Answers to some IOCP questions
A reader of my IOCP performance post recently sent me some interesting questions. I actually found them really, really interesting and thought I'd share my answers here instead of just replying to his email.
Q: I understand that at any given point there will be N number of threads associated with an IO Completion Port. Where N is number of Proccessors. If I call GetAvailbaleThreads it returns 25 for Worker Threads and 1000 IO threads. My question is why do we have such a high value for IO Threads as compared to worker threads, when Completion Port can only perform tasks in a sequential order in a queue.
A: You should not get confused with the numbers returned by GetAvailableThreads and the actual number of active IO worker threads. Numbers 25 and 1000 are merely tweaks made in the runtime. These numbers just represent the max number of non IO and IO worker threads that thread pool can spin up concurrently. The theory behind these numbers goes like this. Normal thread pool worker threads are not capable of preserving one thread per core per execution quantum invariant. Therefore if you queue 10 presumably long running items to the thread pool, all ten items will spin a new thread will be active in the thread pool. This also means if you queue CPU intensive work items, you will end-up with poor performance due to high amount of context switching etc. That's why runtime try to mitigate this by setting max number of threads in the thread pool to 25 by default. On the other hand, if you have 25 long running IO operations, you are out of luck unless you change the defaults. Your CPU will still be idle while bunch of threads in the thread pool are waiting for IO.
IO worker threads on the other hand make sure that there are only N number of threads active at any given time (thus preserve the one thread per core per execution quantum invariant). Where N is the number of processors/cores (It might be slightly above N in most circumstances as I explained in the original post, but that's absolutely negligible). So the thread pool can actually spin up as much as threads (1000 by default) if necessary to wait on the IOCP for the next work item. So let's say you queue 25 work items to IO worker threads to wait on some long running IO and then you queue another CPU intensive work. You still get your CPU intensive work done because all 25 IO worker threads are waiting for IO thus making the CPU idle.

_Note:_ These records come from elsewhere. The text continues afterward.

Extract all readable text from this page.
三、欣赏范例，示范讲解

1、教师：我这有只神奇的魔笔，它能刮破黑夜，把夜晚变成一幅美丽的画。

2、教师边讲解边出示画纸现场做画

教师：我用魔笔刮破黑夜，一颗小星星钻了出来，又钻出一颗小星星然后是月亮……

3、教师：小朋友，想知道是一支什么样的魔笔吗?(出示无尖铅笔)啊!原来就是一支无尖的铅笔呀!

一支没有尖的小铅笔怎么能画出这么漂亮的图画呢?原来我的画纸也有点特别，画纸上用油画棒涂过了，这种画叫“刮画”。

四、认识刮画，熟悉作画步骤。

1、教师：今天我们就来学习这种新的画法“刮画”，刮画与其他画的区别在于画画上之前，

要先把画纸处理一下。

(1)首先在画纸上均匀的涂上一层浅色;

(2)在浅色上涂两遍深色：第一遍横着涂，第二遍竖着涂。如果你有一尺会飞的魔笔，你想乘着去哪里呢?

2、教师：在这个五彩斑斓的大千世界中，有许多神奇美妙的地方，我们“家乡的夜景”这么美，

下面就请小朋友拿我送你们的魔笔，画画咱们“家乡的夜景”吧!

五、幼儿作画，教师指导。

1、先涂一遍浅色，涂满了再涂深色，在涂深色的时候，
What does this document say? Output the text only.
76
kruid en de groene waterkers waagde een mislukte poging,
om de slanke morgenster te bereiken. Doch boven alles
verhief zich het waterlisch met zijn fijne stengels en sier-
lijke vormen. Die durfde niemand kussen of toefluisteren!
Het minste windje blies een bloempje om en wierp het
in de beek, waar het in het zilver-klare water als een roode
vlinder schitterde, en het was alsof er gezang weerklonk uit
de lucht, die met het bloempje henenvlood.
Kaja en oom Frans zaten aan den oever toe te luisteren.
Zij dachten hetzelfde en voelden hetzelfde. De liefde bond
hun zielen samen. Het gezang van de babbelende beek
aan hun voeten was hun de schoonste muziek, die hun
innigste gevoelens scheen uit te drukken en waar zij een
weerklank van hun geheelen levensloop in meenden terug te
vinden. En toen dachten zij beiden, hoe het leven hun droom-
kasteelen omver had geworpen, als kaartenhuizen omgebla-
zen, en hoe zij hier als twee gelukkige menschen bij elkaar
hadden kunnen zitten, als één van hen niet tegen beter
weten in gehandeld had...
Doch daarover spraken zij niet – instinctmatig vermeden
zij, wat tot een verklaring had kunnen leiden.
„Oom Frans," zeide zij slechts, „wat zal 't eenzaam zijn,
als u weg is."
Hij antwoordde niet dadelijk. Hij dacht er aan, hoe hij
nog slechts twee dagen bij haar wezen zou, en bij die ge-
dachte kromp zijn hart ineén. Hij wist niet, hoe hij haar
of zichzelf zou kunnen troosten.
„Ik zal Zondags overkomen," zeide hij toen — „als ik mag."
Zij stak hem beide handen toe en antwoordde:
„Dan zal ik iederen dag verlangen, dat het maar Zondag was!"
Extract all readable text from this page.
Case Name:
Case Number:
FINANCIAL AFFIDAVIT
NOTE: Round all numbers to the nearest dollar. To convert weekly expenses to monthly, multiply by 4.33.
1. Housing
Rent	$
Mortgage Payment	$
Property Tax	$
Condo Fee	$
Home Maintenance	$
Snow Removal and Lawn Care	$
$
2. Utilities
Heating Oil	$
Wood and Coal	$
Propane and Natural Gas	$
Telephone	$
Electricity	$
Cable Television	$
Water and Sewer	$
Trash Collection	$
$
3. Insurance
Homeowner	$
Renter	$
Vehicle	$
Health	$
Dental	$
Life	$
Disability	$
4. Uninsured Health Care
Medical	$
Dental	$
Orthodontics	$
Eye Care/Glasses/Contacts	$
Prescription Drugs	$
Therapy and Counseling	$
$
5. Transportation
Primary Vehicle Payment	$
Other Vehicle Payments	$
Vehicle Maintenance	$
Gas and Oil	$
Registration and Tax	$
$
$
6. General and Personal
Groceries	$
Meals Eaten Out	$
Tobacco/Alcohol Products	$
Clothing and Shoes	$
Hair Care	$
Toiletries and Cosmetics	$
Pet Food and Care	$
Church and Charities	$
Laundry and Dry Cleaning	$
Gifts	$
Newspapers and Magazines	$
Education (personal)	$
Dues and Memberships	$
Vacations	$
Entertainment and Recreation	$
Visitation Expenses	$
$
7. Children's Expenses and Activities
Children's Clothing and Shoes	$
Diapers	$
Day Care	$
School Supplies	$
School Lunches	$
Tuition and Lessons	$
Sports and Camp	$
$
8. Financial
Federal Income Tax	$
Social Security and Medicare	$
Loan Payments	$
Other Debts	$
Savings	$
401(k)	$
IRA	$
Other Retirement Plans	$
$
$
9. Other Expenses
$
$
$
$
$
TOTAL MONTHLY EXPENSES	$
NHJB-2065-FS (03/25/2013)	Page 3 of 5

Q: My understanding is that when a request is sent to Completion Port , it will finish that task first then move on to the next task. How would this scale if I make two request to download a 700mb files and third request to download 7mb file. Will the third request wait unless request 1 and 2 is finished? I hope not but my understanding is it will.
A: I think my answer to the first question explains this as well. Key thing here is, if you do some blocking work in an IO worker thread, Windows scheduler notifies the IOCP that one active thread went to inactive state thereby making the next thread waiting on the IOCP to go and pick up the next available work item. So if we put this to the sample context explained in the question, I would say, you can make IO worker threads download all 700MB, 700MB and 7MB files and whichever finishes first will probably finish its work first.
Q: How do we use Overlapped Object. I see we can specify offsets, and event handler but where do we specify the IO Handle based on which the operation should be made?
A: All this time I was talking about using IOCP to efficiently use CPU as opposed to how you would do this with regular thread pool work threads. In other words it can be thought as an efficient scheduling method. However, if you want to do asynchronous IO, you can just use the async operations in the .NET IO API (i.e. BeginXxx and EndXxx methods). Almost all of them use IOCP behind the covers. However, if you are still fiddling your keyboard to get your C program up and running, you can use CreateIoCompletionPort API and pass your IO handle to its first parameter
. Then you can use IO API (ReadFileEx for example) to pass the necessary async IO information using OVERLAPPED structure.
HANDLE CreateIoCompletionPort(
HANDLE FileHandle,
HANDLE ExistingCompletionPort,
ULONG_PTR CompletionKey,
DWORD NumberOfConcurrentThreads
);
Q: Is IOCP is just maintaining a queue and after it deques it calls the return function with offsets to perform the operation?
A: The underlying Windows API actually does not use a function pointer per se. It's implemented in .NET framework thread pool (AFAIK). The original API uses a key (ULONG_PTR) based mechanism to correlate the work items when then return from IOCP.